Постоянное движение на картине и вокруг неё позволяет мне почувствовать вкус мира, который я жажду, но никоим образом не расслабляет меня
«Спросите любого, кто меня знает, я редко использую слова для общения. Мне нравится рисовать, но я не часто использую кисти. Я могу использовать пальцы, суставы, ножи, спички, ватные палочки, наждачную бумагу и влажные салфетки. Я использую всё, что находится в пределах досягаемости руки.
Я добавляю новые слои, как только соскребаю старые, иногда я делаю это только поэтому что мне нужно иметь толстую подложку. Наверное эвучит жестоко, но это так. Постоянное движение на картине и вокруг неё позволяет мне почувствовать вкус мира, который я жажду, но никоим образом не расслабляет меня. Мои методы развивались на протяжении десятилетий. У меня не было над этим процессом больше контроля, чем, например над тем, как я чихаю или тем, как я смеюсь. Да, я смеюсь, когда рисую.
Я начну с толстого слоя штукатурки на деревянной панели, обычно 24 «x 24″ или что-то близкое. Иногда я добавляю глазурь, чтобы создать универсальный оттенок. В других случаях я рисую контуры пастелью и использую акварель и / или другие среды для взаимодействия с тем, что планирую написать. Картина может протекать сотнями различных путей, иногда требуя запечатывать каждый последующий слой шеллаком или другим прозрачным герметиком.

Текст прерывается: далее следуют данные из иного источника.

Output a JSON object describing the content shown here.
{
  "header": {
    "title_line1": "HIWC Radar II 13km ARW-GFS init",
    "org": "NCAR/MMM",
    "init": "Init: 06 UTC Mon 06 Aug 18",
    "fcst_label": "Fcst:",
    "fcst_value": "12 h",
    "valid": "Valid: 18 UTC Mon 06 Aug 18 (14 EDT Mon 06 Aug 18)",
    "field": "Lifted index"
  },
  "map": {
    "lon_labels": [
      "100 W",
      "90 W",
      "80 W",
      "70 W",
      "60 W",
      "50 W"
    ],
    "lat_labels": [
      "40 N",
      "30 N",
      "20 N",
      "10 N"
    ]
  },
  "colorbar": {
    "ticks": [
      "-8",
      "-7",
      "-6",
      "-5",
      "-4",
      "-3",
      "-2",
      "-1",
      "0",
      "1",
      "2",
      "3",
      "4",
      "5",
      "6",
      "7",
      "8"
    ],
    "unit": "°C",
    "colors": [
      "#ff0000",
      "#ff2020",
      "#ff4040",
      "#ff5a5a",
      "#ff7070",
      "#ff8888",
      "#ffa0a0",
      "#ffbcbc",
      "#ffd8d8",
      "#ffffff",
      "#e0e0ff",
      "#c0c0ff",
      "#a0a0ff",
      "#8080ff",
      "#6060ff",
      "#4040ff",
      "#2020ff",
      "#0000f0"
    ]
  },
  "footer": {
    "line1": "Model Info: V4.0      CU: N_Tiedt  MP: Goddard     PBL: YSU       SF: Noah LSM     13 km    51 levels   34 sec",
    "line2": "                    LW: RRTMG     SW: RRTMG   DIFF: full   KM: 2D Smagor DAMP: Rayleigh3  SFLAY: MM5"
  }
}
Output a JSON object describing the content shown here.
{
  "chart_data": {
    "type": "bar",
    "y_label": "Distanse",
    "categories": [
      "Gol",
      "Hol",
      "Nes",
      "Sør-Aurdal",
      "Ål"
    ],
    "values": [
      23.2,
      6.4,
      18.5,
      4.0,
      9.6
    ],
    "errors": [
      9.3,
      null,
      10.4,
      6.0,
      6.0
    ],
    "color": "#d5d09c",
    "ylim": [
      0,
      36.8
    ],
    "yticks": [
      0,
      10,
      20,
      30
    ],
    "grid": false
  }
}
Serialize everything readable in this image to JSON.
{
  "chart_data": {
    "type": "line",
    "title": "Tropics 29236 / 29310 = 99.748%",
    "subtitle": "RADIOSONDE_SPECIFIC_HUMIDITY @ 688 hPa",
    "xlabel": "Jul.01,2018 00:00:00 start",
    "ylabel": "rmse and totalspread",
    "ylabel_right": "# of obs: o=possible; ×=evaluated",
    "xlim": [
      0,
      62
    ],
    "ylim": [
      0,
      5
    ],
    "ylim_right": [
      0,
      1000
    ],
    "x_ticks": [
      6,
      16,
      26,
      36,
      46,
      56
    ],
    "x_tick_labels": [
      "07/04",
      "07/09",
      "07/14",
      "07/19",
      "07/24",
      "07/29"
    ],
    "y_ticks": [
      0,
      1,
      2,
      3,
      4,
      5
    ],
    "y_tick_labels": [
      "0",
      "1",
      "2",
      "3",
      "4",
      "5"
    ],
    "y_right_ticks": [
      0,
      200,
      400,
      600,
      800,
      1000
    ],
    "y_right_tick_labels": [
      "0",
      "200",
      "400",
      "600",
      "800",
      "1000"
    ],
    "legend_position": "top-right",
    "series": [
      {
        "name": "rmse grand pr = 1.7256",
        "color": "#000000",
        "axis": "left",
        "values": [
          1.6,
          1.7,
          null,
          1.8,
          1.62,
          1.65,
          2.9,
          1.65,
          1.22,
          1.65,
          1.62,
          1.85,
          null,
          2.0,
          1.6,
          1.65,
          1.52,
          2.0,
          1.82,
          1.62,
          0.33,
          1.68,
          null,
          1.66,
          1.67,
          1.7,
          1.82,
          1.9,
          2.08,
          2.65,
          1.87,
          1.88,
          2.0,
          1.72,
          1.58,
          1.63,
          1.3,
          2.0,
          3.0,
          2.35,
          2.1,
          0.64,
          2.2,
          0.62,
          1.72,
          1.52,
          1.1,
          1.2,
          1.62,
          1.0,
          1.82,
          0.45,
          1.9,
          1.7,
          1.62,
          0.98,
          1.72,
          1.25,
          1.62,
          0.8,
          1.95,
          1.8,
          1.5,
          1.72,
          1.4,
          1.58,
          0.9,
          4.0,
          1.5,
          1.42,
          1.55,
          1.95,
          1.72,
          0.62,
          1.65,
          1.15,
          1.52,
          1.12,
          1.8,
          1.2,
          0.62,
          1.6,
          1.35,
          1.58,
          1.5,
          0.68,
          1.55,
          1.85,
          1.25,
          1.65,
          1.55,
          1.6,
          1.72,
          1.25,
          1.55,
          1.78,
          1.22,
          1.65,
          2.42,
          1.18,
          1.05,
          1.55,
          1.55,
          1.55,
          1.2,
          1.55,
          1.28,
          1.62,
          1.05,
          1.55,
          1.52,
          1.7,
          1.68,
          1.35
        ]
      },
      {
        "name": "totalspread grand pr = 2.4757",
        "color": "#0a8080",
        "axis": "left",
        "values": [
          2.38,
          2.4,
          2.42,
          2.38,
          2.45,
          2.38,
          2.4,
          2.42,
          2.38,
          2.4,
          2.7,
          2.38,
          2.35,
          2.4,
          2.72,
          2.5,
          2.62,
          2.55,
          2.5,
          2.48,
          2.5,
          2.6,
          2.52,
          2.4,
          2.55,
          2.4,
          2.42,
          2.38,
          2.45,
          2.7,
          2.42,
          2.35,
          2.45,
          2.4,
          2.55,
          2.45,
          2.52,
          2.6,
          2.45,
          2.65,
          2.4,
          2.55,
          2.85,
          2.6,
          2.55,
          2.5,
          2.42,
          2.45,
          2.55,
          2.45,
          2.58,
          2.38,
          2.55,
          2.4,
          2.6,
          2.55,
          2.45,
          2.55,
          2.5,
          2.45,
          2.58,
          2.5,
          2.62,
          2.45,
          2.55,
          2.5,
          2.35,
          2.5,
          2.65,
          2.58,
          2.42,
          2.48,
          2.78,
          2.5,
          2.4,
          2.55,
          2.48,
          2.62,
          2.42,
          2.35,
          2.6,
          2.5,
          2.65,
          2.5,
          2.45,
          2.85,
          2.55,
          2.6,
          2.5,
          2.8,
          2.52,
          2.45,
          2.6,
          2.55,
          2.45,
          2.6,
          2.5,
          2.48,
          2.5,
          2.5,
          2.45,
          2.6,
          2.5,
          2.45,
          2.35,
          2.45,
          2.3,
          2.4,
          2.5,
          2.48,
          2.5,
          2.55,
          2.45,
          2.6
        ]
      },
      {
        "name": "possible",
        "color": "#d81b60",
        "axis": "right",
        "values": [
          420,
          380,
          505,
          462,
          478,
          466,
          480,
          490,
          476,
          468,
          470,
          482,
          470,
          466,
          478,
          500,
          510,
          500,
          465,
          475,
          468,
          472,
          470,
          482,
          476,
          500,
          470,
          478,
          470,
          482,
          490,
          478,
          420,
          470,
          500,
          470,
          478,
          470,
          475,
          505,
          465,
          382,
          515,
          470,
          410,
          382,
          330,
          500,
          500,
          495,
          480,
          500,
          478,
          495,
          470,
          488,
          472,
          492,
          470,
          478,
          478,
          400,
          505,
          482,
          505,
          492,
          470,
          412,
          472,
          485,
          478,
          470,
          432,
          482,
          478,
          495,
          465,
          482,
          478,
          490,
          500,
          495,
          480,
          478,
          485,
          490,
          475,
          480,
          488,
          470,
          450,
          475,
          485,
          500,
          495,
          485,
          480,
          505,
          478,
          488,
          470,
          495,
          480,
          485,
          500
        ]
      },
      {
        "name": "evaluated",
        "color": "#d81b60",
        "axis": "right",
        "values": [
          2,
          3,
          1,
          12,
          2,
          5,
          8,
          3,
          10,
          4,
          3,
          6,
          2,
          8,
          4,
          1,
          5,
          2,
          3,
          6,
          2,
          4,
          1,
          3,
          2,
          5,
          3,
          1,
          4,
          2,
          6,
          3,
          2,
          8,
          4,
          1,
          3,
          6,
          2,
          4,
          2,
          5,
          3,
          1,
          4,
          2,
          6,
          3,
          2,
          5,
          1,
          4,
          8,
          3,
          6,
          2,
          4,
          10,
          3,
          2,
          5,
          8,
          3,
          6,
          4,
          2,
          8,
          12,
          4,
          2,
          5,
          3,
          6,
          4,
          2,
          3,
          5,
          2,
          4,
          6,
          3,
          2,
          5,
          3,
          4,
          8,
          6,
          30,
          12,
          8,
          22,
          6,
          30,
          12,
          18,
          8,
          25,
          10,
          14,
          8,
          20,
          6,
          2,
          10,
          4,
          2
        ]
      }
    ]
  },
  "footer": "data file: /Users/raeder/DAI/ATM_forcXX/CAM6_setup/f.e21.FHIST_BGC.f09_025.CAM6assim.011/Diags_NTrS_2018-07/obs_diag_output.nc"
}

Я считаю картину успешной, только если она заставляет меня смеяться. Кажется, что многое из того, что мы остаемся скрытым, скрыто от нас самих. Но есть вещи в глубине души, которые пытаются нас убить. Откуда они взялись? Наши родители не могли защитить нас, они сами были полны монстрами. Я пытаюсь найти путь обратно туда, где родились те монстры. И знаю, что они ненавидят смех».